The NCAA men’s basketball tournament remains “the second largest post-season sports franchise, trailing only the NFL playoffs”, in terms of television advertising expenditure; but, the ad spend growth rate for the Big Dance trails that of the NBA, MLB and NFL post seasons, over the last 5 years. Though 97 advertisers (a record) spent $1.28 billion (also a record) on television advertisements during March Madness ‘17, that total has grown just 3.3% annually since topping $1 billion for the first time in 2012. For comparison purposes, the NFL is growing +9.7% annually with advertisers having spent $1.55 billion during the most recent postseason. The NBA (3rd largest post season franchise) has experienced 11.7% YOY growth over the same period, with brands increasing their total postseason ad expenditure to $934 million in 2017.

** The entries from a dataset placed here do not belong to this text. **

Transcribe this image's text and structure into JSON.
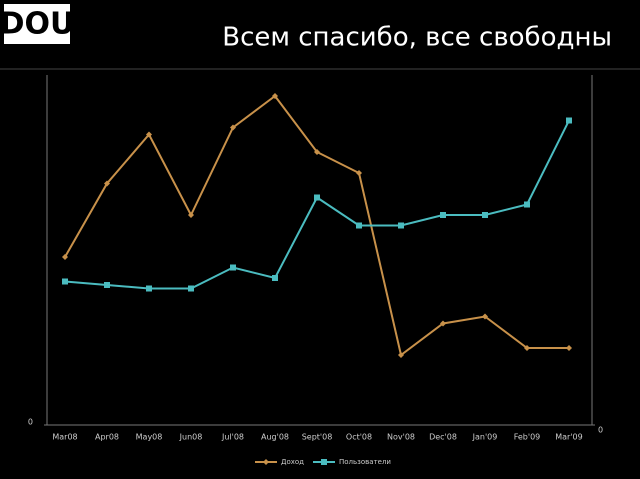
{
  "logo": "DOU",
  "chart_data": {
    "type": "line",
    "title": "Всем спасибо, все свободны",
    "categories": [
      "Mar08",
      "Apr08",
      "May08",
      "Jun08",
      "Jul'08",
      "Aug'08",
      "Sept'08",
      "Oct'08",
      "Nov'08",
      "Dec'08",
      "Jan'09",
      "Feb'09",
      "Mar'09"
    ],
    "series": [
      {
        "name": "Доход",
        "color": "#c8914a",
        "marker": "diamond",
        "values": [
          48,
          69,
          83,
          60,
          85,
          94,
          78,
          72,
          20,
          29,
          31,
          22,
          22
        ]
      },
      {
        "name": "Пользователи",
        "color": "#4bbcc0",
        "marker": "square",
        "axis": "y2",
        "values": [
          41,
          40,
          39,
          39,
          45,
          42,
          65,
          57,
          57,
          60,
          60,
          63,
          87
        ]
      }
    ],
    "ylim": [
      0,
      100
    ],
    "yticks": [
      0
    ],
    "y2lim": [
      0,
      100
    ],
    "y2ticks": [
      0
    ],
    "legend": "bottom"
  }
}
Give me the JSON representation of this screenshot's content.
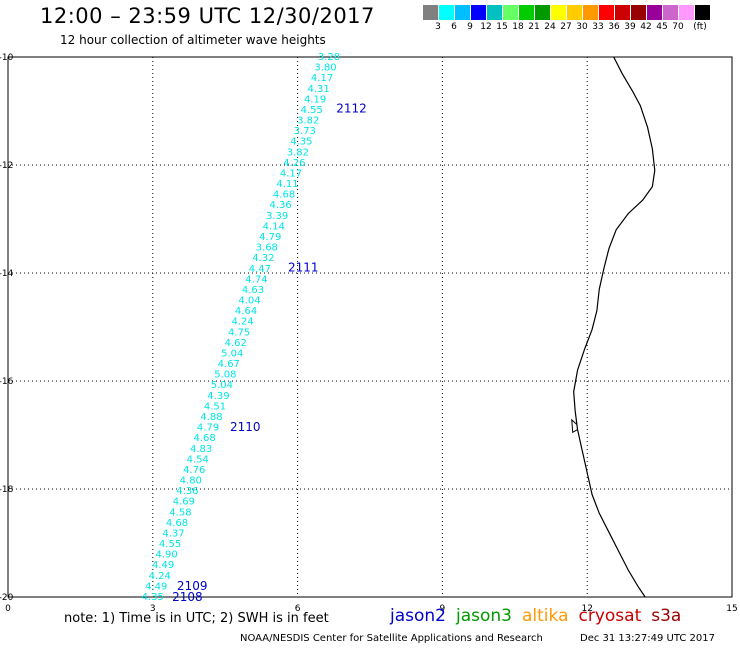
{
  "header": {
    "title": "12:00 – 23:59 UTC 12/30/2017",
    "subtitle": "12 hour collection of altimeter wave heights"
  },
  "color_scale": {
    "colors": [
      "#808080",
      "#00ffff",
      "#00bfff",
      "#0000ff",
      "#00c0c0",
      "#66ff66",
      "#00cc00",
      "#009900",
      "#ffff00",
      "#ffcc00",
      "#ff9900",
      "#ff0000",
      "#cc0000",
      "#990000",
      "#990099",
      "#cc66cc",
      "#ff99ff",
      "#000000"
    ],
    "labels": [
      "3",
      "6",
      "9",
      "12",
      "15",
      "18",
      "21",
      "24",
      "27",
      "30",
      "33",
      "36",
      "39",
      "42",
      "45",
      "70",
      "(ft)"
    ]
  },
  "map": {
    "x_ticks": [
      "0",
      "3",
      "6",
      "9",
      "12",
      "15"
    ],
    "y_ticks": [
      "-10",
      "-12",
      "-14",
      "-16",
      "-18",
      "-20"
    ],
    "track_color": "#00e5e5",
    "label_color": "#0000cc",
    "coast_color": "#000000",
    "pass_labels": [
      {
        "text": "2112",
        "lon": 6.8,
        "lat": -10.95
      },
      {
        "text": "2111",
        "lon": 5.8,
        "lat": -13.9
      },
      {
        "text": "2110",
        "lon": 4.6,
        "lat": -16.85
      },
      {
        "text": "2109",
        "lon": 3.5,
        "lat": -19.8
      },
      {
        "text": "2108",
        "lon": 3.4,
        "lat": -20.0
      }
    ],
    "wave_heights": [
      "3.28",
      "3.80",
      "4.17",
      "4.31",
      "4.19",
      "4.55",
      "3.82",
      "3.73",
      "4.35",
      "3.82",
      "4.26",
      "4.17",
      "4.11",
      "4.68",
      "4.36",
      "3.39",
      "4.14",
      "4.79",
      "3.68",
      "4.32",
      "4.47",
      "4.74",
      "4.63",
      "4.04",
      "4.64",
      "4.24",
      "4.75",
      "4.62",
      "5.04",
      "4.67",
      "5.08",
      "5.04",
      "4.39",
      "4.51",
      "4.88",
      "4.79",
      "4.68",
      "4.83",
      "4.54",
      "4.76",
      "4.80",
      "4.36",
      "4.69",
      "4.58",
      "4.68",
      "4.37",
      "4.55",
      "4.90",
      "4.49",
      "4.24",
      "4.49",
      "4.35"
    ]
  },
  "footer": {
    "note": "note:  1) Time is in UTC;  2) SWH is in feet",
    "missions": [
      {
        "name": "jason2",
        "color": "#0000cc"
      },
      {
        "name": "jason3",
        "color": "#009900"
      },
      {
        "name": "altika",
        "color": "#ff9900"
      },
      {
        "name": "cryosat",
        "color": "#cc0000"
      },
      {
        "name": "s3a",
        "color": "#990000"
      }
    ],
    "credit": "NOAA/NESDIS Center for Satellite Applications and Research",
    "timestamp": "Dec 31 13:27:49 UTC 2017"
  }
}
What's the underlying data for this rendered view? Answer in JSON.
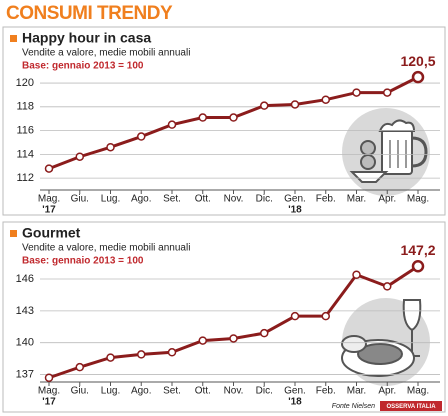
{
  "title": "CONSUMI TRENDY",
  "source": "Fonte Nielsen",
  "logo": "OSSERVA ITALIA",
  "chart_data": [
    {
      "type": "line",
      "title": "Happy hour in casa",
      "subtitle": "Vendite a valore, medie mobili annuali",
      "note": "Base: gennaio 2013 = 100",
      "categories": [
        "Mag.",
        "Giu.",
        "Lug.",
        "Ago.",
        "Set.",
        "Ott.",
        "Nov.",
        "Dic.",
        "Gen.",
        "Feb.",
        "Mar.",
        "Apr.",
        "Mag."
      ],
      "category_years": [
        "'17",
        null,
        null,
        null,
        null,
        null,
        null,
        null,
        "'18",
        null,
        null,
        null,
        null
      ],
      "values": [
        112.8,
        113.8,
        114.6,
        115.5,
        116.5,
        117.1,
        117.1,
        118.1,
        118.2,
        118.6,
        119.2,
        119.2,
        120.5
      ],
      "value_labels": [
        null,
        null,
        null,
        null,
        null,
        null,
        null,
        null,
        null,
        null,
        null,
        null,
        "120,5"
      ],
      "color": "#8b1c1c",
      "ylim": [
        111,
        121.1
      ],
      "yticks": [
        112,
        114,
        116,
        118,
        120
      ],
      "grid": true
    },
    {
      "type": "line",
      "title": "Gourmet",
      "subtitle": "Vendite a valore, medie mobili annuali",
      "note": "Base: gennaio 2013 = 100",
      "categories": [
        "Mag.",
        "Giu.",
        "Lug.",
        "Ago.",
        "Set.",
        "Ott.",
        "Nov.",
        "Dic.",
        "Gen.",
        "Feb.",
        "Mar.",
        "Apr.",
        "Mag."
      ],
      "category_years": [
        "'17",
        null,
        null,
        null,
        null,
        null,
        null,
        null,
        "'18",
        null,
        null,
        null,
        null
      ],
      "values": [
        136.7,
        137.7,
        138.6,
        138.9,
        139.1,
        140.2,
        140.4,
        140.9,
        142.5,
        142.5,
        146.4,
        145.3,
        147.2
      ],
      "value_labels": [
        null,
        null,
        null,
        null,
        null,
        null,
        null,
        null,
        null,
        null,
        null,
        null,
        "147,2"
      ],
      "color": "#8b1c1c",
      "ylim": [
        136.3,
        147.6
      ],
      "yticks": [
        137,
        140,
        143,
        146
      ],
      "grid": true
    }
  ]
}
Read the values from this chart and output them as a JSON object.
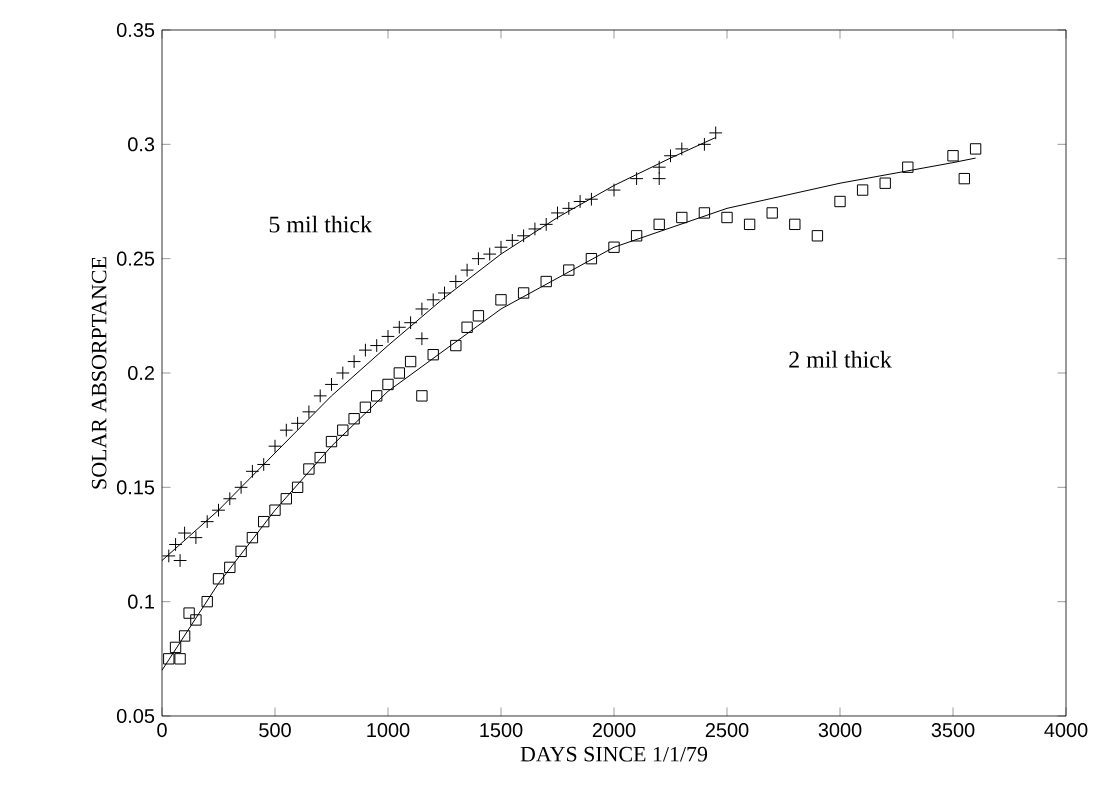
{
  "chart_data": {
    "type": "scatter",
    "xlabel": "DAYS SINCE 1/1/79",
    "ylabel": "SOLAR ABSORPTANCE",
    "xlim": [
      0,
      4000
    ],
    "xticks": [
      0,
      500,
      1000,
      1500,
      2000,
      2500,
      3000,
      3500,
      4000
    ],
    "ylim": [
      0.05,
      0.35
    ],
    "yticks": [
      0.05,
      0.1,
      0.15,
      0.2,
      0.25,
      0.3,
      0.35
    ],
    "grid": false,
    "legend": false,
    "series": [
      {
        "marker": "cross",
        "color": "#000000",
        "x": [
          30,
          60,
          80,
          100,
          150,
          200,
          250,
          300,
          350,
          400,
          450,
          500,
          550,
          600,
          650,
          700,
          750,
          800,
          850,
          900,
          950,
          1000,
          1050,
          1100,
          1150,
          1150,
          1200,
          1250,
          1300,
          1350,
          1400,
          1450,
          1500,
          1550,
          1600,
          1650,
          1700,
          1750,
          1800,
          1850,
          1900,
          2000,
          2100,
          2200,
          2200,
          2250,
          2300,
          2400,
          2450
        ],
        "values": [
          0.12,
          0.125,
          0.118,
          0.13,
          0.128,
          0.135,
          0.14,
          0.145,
          0.15,
          0.157,
          0.16,
          0.168,
          0.175,
          0.178,
          0.183,
          0.19,
          0.195,
          0.2,
          0.205,
          0.21,
          0.212,
          0.216,
          0.22,
          0.222,
          0.228,
          0.215,
          0.232,
          0.235,
          0.24,
          0.245,
          0.25,
          0.252,
          0.255,
          0.258,
          0.26,
          0.263,
          0.265,
          0.27,
          0.272,
          0.275,
          0.276,
          0.28,
          0.285,
          0.29,
          0.285,
          0.295,
          0.298,
          0.3,
          0.305
        ]
      },
      {
        "type": "line",
        "marker": "none",
        "line_style": "solid",
        "color": "#000000",
        "x": [
          0,
          250,
          500,
          750,
          1000,
          1250,
          1500,
          1750,
          2000,
          2250,
          2450
        ],
        "values": [
          0.118,
          0.14,
          0.165,
          0.19,
          0.212,
          0.233,
          0.252,
          0.268,
          0.282,
          0.294,
          0.303
        ]
      },
      {
        "marker": "square",
        "color": "#000000",
        "x": [
          30,
          60,
          80,
          100,
          120,
          150,
          200,
          250,
          300,
          350,
          400,
          450,
          500,
          550,
          600,
          650,
          700,
          750,
          800,
          850,
          900,
          950,
          1000,
          1050,
          1100,
          1150,
          1200,
          1300,
          1350,
          1400,
          1500,
          1600,
          1700,
          1800,
          1900,
          2000,
          2100,
          2200,
          2300,
          2400,
          2500,
          2600,
          2700,
          2800,
          2900,
          3000,
          3100,
          3200,
          3300,
          3500,
          3550,
          3600
        ],
        "values": [
          0.075,
          0.08,
          0.075,
          0.085,
          0.095,
          0.092,
          0.1,
          0.11,
          0.115,
          0.122,
          0.128,
          0.135,
          0.14,
          0.145,
          0.15,
          0.158,
          0.163,
          0.17,
          0.175,
          0.18,
          0.185,
          0.19,
          0.195,
          0.2,
          0.205,
          0.19,
          0.208,
          0.212,
          0.22,
          0.225,
          0.232,
          0.235,
          0.24,
          0.245,
          0.25,
          0.255,
          0.26,
          0.265,
          0.268,
          0.27,
          0.268,
          0.265,
          0.27,
          0.265,
          0.26,
          0.275,
          0.28,
          0.283,
          0.29,
          0.295,
          0.285,
          0.298
        ]
      },
      {
        "type": "line",
        "marker": "none",
        "line_style": "solid",
        "color": "#000000",
        "x": [
          0,
          250,
          500,
          750,
          1000,
          1500,
          2000,
          2500,
          3000,
          3500,
          3600
        ],
        "values": [
          0.07,
          0.108,
          0.14,
          0.168,
          0.192,
          0.228,
          0.255,
          0.272,
          0.283,
          0.292,
          0.294
        ]
      }
    ],
    "annotations": [
      "5 mil thick",
      "2 mil thick"
    ]
  }
}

Howie Long-Short: The prohibitive cost of advertising during the NCAA tournament, relative to global audience size (or lack thereof), is likely the biggest reason March Madness’ ad spend growth rate trails the NFL, NBA and MLB postseasons. NCAA bylaws preventing companies from using the names (or likeness) of the college athletes in their advertisements, also places them at a competitive disadvantage relative to the pro sports leagues. It should be noted that the NCAA’s ad spend growth rate is “in line with rights fees increases.” For informational purposes, General Motors (GM, $83 million), AT&T (T, $66 million) and Coca-Cola (KO, $56 million) spent the most among advertisers during the 2017 NCAA men’s basketball tournament.

Fan Marino: Loyola University-Chicago won its first NCAA tournament game since 1985, upsetting the University of Miami on a 3 pointer at the buzzer; a highlight that will live in March lore forever. Among those in attendance were 98-year-old team chaplain Sister Jean Dolores-Schmidt. Dolores-Schmidt is no front-runner. Prior to November (she broke her hip keeping her out of action), she had only missed 2 games since ’94. She has a plaque in the school’s hall of fame, had her own bobble head night at the arena and still issues scouting reports on upcoming opponents. Her 11th seeded Ramblers are scheduled to play 3rd seeded Tennessee on Saturday. No doubt, she’ll have some thoughts on how to stop Grant Williams; UT’s unanimous all-SEC first team selection.